Fans waited on word on the bid from Atlanta at The Pub on Georgia Street Tuesday afternoon, knowing there was a lot riding on it.

"Without a doubt," said The Pub's owner, Gordon Cocke.

The reaction when Indy was voted out was consistent among fans hoping the city would get to host a second Super Bowl.

"That's disappointing. We were looking forward to it," said city worker Dana Harris.

Cocke wanted an instant replay of the 2012 Super Bowl that pumped over $300 million into the economy.

"Fans were ecstatic, they loved Indianapolis. They had all the bars, the restaurants downtown where a lot of cities don't.
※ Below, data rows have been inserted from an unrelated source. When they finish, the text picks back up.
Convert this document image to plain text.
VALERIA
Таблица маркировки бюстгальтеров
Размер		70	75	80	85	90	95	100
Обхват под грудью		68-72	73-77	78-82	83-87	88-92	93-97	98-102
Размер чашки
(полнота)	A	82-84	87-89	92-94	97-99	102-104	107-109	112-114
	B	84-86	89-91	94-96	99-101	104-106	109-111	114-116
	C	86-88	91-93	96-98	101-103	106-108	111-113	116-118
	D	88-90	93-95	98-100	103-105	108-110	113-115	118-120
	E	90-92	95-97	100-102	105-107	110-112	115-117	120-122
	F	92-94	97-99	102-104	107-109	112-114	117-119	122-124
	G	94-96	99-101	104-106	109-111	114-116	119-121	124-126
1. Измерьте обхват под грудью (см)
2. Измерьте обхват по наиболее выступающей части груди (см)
I think it's a disappointment for the city," he said.

Indy's replay just slid away.

"Just all the excitement and all the stuff it brought to the city, all of this," Harris said, rubbing her fingers together in the symbol for money.

A cab driver from Nigeria says he'll also miss out on the extra income.

"We make money that time," he said of Super Bowl XLVI in 2012. "During that time, we make money. Good for us. Opportunity."

Waitress Carly is losing extra tips.

"Maybe next time," she said.

The news even dogged the city's canines.

"Should Indianapolis get the Super Bowl?" a man asked his service dog downtown.

The dog, "Zoe," barked a reply.

"She must be disappointed then," the man said.